The app is called PUMPS and is designed to make sure no-one puts the wrong fuel in their vehicle when filling up at a garage.

Using publicly available data, their app identifies a vehicle’s number plate when it pulls onto a filling station forecourt, links it with data held by the DVLA to find out the engine and model number, and communicates with the filling station to disable the fuel pumps that would deliver the wrong fuel to the vehicle.

The judges said they were very impressed by the research and coding that went into the project and by its highly desirable purpose.

The PUMPS app is currently at design stage and it not yet publicly available for use.

Other inventive apps created at TNMOC during the week were two music player apps, one of which responded to what was onscreen to play music appropriate for the concentration required by the work being performed. Another app that amused the judges was one that measured distances in all sorts of crazy distances, like the number of chessboards between Milton Keynes and Bedford.

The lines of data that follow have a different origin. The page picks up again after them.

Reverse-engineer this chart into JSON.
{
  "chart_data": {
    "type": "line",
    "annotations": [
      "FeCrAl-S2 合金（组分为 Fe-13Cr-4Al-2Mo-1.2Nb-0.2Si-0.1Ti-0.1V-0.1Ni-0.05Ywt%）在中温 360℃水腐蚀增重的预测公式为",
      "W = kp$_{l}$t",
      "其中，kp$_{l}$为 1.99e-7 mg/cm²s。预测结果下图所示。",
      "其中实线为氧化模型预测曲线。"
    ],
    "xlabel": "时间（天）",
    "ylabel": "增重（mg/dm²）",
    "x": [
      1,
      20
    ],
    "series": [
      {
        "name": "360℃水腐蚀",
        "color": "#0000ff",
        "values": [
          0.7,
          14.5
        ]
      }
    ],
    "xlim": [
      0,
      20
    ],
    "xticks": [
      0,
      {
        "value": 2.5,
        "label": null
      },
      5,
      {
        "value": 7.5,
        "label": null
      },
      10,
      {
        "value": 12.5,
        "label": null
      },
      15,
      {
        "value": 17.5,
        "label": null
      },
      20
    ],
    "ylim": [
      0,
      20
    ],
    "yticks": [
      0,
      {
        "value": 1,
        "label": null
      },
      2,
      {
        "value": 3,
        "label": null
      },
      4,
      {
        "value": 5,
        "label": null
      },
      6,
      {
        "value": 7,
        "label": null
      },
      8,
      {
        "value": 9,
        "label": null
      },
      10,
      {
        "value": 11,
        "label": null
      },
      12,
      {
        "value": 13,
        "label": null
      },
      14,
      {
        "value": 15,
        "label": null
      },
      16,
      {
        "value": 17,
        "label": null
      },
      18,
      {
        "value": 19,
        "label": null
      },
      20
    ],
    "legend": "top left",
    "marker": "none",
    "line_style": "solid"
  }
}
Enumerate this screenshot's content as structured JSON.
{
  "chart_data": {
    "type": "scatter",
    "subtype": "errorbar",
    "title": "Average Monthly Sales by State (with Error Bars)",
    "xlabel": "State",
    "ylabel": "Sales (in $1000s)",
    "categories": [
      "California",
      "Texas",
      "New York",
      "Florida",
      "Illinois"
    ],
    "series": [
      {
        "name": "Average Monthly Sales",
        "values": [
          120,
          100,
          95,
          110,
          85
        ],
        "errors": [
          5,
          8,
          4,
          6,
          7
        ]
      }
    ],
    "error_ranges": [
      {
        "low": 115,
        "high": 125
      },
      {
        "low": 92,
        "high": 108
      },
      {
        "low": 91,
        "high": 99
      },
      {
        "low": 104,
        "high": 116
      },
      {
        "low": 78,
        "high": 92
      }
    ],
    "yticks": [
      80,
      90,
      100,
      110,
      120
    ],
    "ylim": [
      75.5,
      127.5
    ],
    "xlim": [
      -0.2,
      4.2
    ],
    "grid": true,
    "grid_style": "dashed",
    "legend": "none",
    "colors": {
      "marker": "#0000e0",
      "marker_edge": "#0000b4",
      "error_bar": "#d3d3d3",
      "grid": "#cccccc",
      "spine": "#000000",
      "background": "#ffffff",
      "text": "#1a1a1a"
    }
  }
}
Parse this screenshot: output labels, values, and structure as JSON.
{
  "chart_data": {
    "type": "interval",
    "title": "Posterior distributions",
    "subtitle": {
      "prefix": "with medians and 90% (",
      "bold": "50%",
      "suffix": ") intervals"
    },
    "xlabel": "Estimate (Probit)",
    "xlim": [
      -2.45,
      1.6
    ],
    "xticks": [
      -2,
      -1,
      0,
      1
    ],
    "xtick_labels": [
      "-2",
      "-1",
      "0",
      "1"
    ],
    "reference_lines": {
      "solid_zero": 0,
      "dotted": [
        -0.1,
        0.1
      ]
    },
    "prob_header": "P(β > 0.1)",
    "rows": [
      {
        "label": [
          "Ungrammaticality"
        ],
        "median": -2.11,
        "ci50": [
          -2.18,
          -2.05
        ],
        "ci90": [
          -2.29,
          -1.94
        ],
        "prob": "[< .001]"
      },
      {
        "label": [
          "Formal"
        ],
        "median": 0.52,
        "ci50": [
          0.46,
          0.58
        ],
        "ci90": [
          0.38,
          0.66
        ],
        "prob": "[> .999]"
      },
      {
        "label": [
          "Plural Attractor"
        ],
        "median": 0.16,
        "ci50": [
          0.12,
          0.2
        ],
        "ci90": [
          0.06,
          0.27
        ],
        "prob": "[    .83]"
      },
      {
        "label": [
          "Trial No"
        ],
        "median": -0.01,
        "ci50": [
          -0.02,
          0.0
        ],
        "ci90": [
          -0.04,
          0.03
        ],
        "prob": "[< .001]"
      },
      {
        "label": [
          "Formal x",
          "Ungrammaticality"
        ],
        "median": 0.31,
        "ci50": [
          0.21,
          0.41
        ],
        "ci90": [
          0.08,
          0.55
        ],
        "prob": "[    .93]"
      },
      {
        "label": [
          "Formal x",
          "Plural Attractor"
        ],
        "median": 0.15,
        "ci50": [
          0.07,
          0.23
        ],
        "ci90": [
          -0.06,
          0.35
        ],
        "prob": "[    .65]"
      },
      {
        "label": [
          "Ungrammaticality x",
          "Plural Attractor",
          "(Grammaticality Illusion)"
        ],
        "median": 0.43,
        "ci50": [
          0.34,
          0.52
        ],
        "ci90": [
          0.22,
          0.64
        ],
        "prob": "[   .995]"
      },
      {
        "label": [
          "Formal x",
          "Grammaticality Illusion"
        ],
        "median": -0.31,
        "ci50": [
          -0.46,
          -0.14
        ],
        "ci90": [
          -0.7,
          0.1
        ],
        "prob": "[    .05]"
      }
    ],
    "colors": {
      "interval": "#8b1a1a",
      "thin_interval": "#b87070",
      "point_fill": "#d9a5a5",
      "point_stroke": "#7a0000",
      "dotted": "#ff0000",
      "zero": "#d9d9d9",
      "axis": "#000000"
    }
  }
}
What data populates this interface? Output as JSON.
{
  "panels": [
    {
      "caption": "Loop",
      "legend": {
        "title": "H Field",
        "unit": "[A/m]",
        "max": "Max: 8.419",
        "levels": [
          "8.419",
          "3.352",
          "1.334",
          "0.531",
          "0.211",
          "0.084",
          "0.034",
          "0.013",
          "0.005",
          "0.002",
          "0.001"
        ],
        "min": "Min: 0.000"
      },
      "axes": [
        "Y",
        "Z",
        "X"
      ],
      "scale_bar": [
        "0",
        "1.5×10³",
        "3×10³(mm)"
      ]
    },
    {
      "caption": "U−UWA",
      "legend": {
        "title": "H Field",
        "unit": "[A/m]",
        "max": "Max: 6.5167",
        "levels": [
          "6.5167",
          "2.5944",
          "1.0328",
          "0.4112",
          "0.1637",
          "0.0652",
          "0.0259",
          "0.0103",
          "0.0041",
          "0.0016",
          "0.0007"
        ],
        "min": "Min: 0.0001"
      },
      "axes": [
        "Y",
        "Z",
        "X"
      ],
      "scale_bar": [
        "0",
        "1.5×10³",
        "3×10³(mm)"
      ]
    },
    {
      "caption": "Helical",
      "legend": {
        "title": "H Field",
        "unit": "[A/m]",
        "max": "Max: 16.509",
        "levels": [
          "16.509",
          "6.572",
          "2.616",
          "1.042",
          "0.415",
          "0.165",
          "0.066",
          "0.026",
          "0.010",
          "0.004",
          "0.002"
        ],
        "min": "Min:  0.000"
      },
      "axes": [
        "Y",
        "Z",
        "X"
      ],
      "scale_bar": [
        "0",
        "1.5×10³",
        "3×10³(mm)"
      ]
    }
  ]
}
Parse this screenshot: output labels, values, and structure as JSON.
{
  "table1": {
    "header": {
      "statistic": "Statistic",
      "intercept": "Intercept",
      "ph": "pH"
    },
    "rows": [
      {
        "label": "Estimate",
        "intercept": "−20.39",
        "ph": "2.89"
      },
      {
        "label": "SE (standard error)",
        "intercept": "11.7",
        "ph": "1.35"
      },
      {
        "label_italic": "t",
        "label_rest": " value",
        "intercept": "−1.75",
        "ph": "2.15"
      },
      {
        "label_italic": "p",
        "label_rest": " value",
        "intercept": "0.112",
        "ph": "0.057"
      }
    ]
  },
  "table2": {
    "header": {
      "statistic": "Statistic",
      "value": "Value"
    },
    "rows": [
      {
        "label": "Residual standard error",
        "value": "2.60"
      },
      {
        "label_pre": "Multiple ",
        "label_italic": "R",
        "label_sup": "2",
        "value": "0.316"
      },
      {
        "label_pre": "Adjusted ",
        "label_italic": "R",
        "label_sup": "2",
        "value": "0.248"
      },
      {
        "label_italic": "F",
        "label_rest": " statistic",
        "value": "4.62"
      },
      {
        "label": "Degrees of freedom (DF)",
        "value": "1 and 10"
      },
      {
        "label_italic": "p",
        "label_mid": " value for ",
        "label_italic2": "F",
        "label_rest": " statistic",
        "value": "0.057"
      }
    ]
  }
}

Dave Sussman, the TNMOC volunteer who co-ordinated the event at The National Museum of Computing, said: “The teams of competitors and mentors were fantastic. They worked incredibly well in teams, everyone contributing their own particular skills to create inspired apps. For one of the teams to win Best in Show was beyond our expectations and delighted everyone at TNMOC who took part. The future looks very bright for British industry!”

Through Summer Bytes in August and at weekends throughout the year, TNMOC offers free introductions to coding for youngsters.